Pitbabe S2, Chapter 18 pg2

 Pitbabe S2, Chapter 18 pg2

   “If you dare say to my face that you don’t feel a thing, I won’t say another word. I’ll leave here and never let you see me again.”

   If that really happened, it would be the most perfect breakup. I wouldn’t have to face this paralyzing fear and suffocating awkwardness anymore.

   But that part about “never letting you see me again”—why does it feel so terrifying?

   “I…” I feel like I’m suffocating, my body hollow, not even guts left. The more I look at him, the more I realize running is pointless. “…don’t like it.”

   “Don’t like it?”

   “Don’t like… that picture.”

   I said it.

   Babe keeps staring at me, but I can’t guess what he’s thinking.

   “I’m angry that you kissed someone else. I don’t know who I’m angrier at, you or Willy, just that I’m angry… really angry.”

   And once I start talking, it’s like I accidentally opened a door that shouldn’t have been touched. Now, even if I want to close it, it’s too late.

   “I believe you didn’t cheat on me. I’m sure when we were together, there was nothing between you and Willy. And if after we broke up, you do whatever with whoever, that’s his right. But I just can’t handle seeing you kiss someone else. I want you to be happy, I swear. But I just…

   “Just… just what?”

   “Just didn’t think you could be happy with someone else… this fast.”

   Babe goes silent. I don’t know how he feels about what I just spilled, but for me, I hate myself. Those words came from my own mouth, and I’m disgusted. If I had to guess, Babe probably feels about the same.

   “I’m sorry.”

   I don’t expect to hear “sorry” from Babe right now, and he’s probably not strong enough to say it either. That’s why he steps closer, lifts his hands to hold my face, and kisses me deeply instead of saying it’s okay.

   This is all wrong. Babe shouldn’t be kissing me. I shouldn’t be wrapping my arms around his waist and kissing him back. And a kiss between people who’ve already broken up shouldn’t feel this deep and intoxicating.

   

   BABE:

   I’ve missed Charlie’s kisses like this since the first day we parted.

   But I didn’t realize how immense that longing was until I kissed him again.

   Charlie has always been gentle. Whether in his words or actions, no matter how thrilling the kiss or how passionate our sex, his tenderness always lingers in every touch and breath. His arms wrapped around me, his warm hands caressing my body, and those soft lips pressing and pulling—it’s overwhelming, almost too much to bear. But of course, I keep pushing forward, because letting go without savoring it would be even harder.

   I close my eyes, surrendering to Charlie’s kiss, holding the tall, familiar body I’ve missed. My legs move, stepping back as the homeowner leads me, not even knowing where he’s taking me. The answer comes moments later when I’m gently laid down on a large bed, one I’d bet he made just hours ago.

   “I missed you so much.”

   I didn’t mean to say something like that for him to hear, but lying here, wrapped in each other’s arms on this bed, feels so fulfilling. I’ve lost all restraint, all caution. Words that shouldn’t be said, I say.
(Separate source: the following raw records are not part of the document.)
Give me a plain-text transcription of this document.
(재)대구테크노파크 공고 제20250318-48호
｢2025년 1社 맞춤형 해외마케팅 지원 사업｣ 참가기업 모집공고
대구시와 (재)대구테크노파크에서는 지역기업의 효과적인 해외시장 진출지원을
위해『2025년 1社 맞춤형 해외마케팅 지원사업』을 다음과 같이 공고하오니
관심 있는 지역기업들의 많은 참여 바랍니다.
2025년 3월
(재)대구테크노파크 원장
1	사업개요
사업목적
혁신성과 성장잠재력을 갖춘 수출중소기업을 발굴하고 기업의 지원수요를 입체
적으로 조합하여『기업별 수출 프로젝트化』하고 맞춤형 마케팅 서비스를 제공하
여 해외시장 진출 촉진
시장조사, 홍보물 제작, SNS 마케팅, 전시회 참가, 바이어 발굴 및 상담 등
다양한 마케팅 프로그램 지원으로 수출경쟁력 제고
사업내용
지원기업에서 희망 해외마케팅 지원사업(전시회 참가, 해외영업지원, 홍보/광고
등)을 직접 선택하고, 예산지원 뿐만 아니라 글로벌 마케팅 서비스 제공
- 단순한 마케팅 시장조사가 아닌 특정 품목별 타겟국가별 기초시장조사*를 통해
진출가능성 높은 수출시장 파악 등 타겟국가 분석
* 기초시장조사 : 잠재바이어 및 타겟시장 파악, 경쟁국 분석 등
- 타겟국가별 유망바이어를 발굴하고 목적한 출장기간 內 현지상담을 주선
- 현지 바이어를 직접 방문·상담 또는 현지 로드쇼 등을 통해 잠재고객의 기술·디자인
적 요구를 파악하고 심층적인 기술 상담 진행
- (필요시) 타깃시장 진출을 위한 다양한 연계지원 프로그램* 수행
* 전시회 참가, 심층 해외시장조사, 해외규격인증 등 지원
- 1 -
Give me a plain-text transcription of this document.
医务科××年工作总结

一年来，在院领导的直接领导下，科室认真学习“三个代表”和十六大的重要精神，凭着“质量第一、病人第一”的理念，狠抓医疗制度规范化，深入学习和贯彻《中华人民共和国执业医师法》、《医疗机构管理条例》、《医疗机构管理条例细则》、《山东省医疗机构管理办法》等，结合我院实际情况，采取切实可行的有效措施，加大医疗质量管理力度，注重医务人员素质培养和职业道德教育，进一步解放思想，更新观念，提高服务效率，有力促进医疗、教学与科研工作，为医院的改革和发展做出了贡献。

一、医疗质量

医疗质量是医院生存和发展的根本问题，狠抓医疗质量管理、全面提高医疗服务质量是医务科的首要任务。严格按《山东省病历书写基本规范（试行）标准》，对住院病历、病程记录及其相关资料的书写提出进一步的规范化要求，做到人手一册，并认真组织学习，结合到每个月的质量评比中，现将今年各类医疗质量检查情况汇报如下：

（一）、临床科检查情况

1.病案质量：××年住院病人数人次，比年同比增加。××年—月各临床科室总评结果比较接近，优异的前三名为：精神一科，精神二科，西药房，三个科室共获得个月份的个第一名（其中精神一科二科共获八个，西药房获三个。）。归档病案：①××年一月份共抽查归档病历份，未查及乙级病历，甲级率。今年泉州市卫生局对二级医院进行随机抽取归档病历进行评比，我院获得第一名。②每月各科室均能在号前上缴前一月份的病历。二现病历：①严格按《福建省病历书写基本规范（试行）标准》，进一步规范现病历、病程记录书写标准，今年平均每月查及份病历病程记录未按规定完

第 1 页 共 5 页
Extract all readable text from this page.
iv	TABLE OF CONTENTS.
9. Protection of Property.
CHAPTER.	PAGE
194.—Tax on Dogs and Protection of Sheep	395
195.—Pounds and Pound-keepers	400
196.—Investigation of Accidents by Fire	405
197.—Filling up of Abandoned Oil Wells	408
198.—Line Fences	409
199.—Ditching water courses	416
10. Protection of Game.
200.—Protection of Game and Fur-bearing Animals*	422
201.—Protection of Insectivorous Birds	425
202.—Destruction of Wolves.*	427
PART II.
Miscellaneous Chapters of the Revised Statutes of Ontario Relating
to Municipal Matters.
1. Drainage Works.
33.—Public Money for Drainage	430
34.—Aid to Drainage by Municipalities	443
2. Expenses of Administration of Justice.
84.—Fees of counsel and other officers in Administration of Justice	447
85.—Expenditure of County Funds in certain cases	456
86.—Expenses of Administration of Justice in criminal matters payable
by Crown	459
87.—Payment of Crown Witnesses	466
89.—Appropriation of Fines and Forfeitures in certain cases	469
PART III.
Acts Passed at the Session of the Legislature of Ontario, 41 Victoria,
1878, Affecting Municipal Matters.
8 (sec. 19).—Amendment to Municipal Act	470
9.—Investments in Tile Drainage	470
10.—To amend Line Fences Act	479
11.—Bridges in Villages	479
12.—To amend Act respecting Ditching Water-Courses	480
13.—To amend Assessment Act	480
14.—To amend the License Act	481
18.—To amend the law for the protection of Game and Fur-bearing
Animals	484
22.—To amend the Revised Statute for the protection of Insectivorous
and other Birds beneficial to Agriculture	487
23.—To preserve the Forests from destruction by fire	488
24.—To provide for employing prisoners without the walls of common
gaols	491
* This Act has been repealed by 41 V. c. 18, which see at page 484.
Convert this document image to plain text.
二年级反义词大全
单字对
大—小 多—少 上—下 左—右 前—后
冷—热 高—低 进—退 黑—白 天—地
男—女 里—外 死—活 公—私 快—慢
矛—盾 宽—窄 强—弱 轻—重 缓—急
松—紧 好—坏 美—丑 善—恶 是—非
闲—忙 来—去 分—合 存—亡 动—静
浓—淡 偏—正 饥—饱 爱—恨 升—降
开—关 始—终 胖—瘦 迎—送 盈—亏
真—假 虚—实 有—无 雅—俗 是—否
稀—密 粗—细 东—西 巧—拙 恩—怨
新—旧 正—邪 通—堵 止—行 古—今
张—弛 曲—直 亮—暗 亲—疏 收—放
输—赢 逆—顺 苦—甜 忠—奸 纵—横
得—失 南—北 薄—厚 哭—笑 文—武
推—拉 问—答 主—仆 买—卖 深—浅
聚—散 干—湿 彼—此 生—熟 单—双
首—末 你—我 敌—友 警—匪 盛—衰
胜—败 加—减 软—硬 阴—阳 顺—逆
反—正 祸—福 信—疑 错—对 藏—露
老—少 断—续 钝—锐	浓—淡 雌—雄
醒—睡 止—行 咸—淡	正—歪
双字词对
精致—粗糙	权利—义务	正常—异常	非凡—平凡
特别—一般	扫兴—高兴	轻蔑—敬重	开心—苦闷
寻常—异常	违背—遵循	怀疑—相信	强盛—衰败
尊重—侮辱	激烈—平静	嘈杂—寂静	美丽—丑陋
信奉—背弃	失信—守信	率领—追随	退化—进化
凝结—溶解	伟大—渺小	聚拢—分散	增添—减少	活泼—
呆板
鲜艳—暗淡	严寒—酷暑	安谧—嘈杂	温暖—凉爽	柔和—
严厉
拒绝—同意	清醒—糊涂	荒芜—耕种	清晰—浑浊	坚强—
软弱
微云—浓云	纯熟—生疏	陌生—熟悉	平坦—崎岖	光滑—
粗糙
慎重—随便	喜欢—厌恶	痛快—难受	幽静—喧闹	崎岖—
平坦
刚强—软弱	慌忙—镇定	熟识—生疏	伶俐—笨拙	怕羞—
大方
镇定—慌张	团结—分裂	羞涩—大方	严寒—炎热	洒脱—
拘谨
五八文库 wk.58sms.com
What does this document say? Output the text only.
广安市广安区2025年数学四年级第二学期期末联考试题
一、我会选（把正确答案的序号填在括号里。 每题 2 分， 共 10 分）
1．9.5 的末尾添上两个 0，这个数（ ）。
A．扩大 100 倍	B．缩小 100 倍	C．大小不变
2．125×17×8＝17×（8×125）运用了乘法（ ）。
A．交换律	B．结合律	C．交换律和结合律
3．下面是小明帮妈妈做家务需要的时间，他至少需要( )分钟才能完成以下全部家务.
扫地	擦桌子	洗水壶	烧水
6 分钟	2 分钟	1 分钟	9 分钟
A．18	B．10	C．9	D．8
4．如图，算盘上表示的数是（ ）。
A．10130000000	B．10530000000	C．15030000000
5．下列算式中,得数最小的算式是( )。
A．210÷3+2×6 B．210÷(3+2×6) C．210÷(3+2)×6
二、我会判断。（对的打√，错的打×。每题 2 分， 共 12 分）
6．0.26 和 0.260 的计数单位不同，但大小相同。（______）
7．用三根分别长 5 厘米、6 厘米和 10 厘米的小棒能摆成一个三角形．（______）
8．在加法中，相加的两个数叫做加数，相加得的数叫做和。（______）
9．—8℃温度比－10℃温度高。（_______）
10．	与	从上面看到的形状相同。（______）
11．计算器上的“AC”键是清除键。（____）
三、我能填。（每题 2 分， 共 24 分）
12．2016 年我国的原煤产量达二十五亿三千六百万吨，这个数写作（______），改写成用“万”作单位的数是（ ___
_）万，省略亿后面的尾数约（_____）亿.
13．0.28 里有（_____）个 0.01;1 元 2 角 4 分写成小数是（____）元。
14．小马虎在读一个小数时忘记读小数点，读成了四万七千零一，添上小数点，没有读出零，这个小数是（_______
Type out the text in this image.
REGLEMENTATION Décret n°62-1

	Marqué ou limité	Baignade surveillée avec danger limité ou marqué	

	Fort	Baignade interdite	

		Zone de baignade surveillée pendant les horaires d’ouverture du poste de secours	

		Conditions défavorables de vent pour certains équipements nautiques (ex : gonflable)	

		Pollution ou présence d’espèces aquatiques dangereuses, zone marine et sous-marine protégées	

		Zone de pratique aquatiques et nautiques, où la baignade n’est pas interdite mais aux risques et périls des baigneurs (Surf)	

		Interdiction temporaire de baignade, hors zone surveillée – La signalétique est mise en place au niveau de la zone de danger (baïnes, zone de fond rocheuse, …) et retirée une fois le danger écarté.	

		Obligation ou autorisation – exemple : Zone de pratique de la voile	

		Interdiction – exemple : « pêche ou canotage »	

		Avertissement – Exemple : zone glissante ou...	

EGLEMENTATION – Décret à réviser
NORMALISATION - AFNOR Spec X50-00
Things that shouldn’t be done, I do. I don’t care about tomorrow or what happens an hour from now. All I know is that right now, I want to be here with Charlie, lying in his arms, feeling the warmth of his body, breathing in the familiar, comforting scent of him. I only want to live in this moment. If the world crumbles later because I’m back in bed with my ex, so be it. I don’t care.

   “You’re finally admitting it?” Charlie says with a chuckle, pressing a kiss to my head—probably the fourth or fifth time he’s done it. “Just a moment ago, you were calling me delusional.”

   “I only realized I missed you just now.”

   “You didn’t miss me while driving here?”

   “Nope,” I reply. “I was just thinking about coming here to yell at you.”

   “Yell at me for not asking about the photo, huh?”

   “Isn’t that worth yelling about?”

   “I thought you’d feel better if I didn’t ask.”

   “Better, my ass,” I retort, my tone sharp as if I’m annoyed, but my face is buried in his chest, clinging to the warmth as if I’m afraid it’ll vanish if I pull away. “I was stressed all day, worried you actually thought I cheated.”

   “Honestly, at first, I was scared too.”

   “Scared I cheated?”

   “Yeah, scared of what I’d do if it was true,” Charlie says softly, his large hand slowly stroking my head as if lulling me to sleep. “But only for a moment. Then I stopped being scared, because I realized Babe could never cheat on me.”

   “What makes you so sure?”

   “I thought you’d be happy to hear I think that way.”

   “I am,” I drawl. “I just want to know why you’re so confident in me.”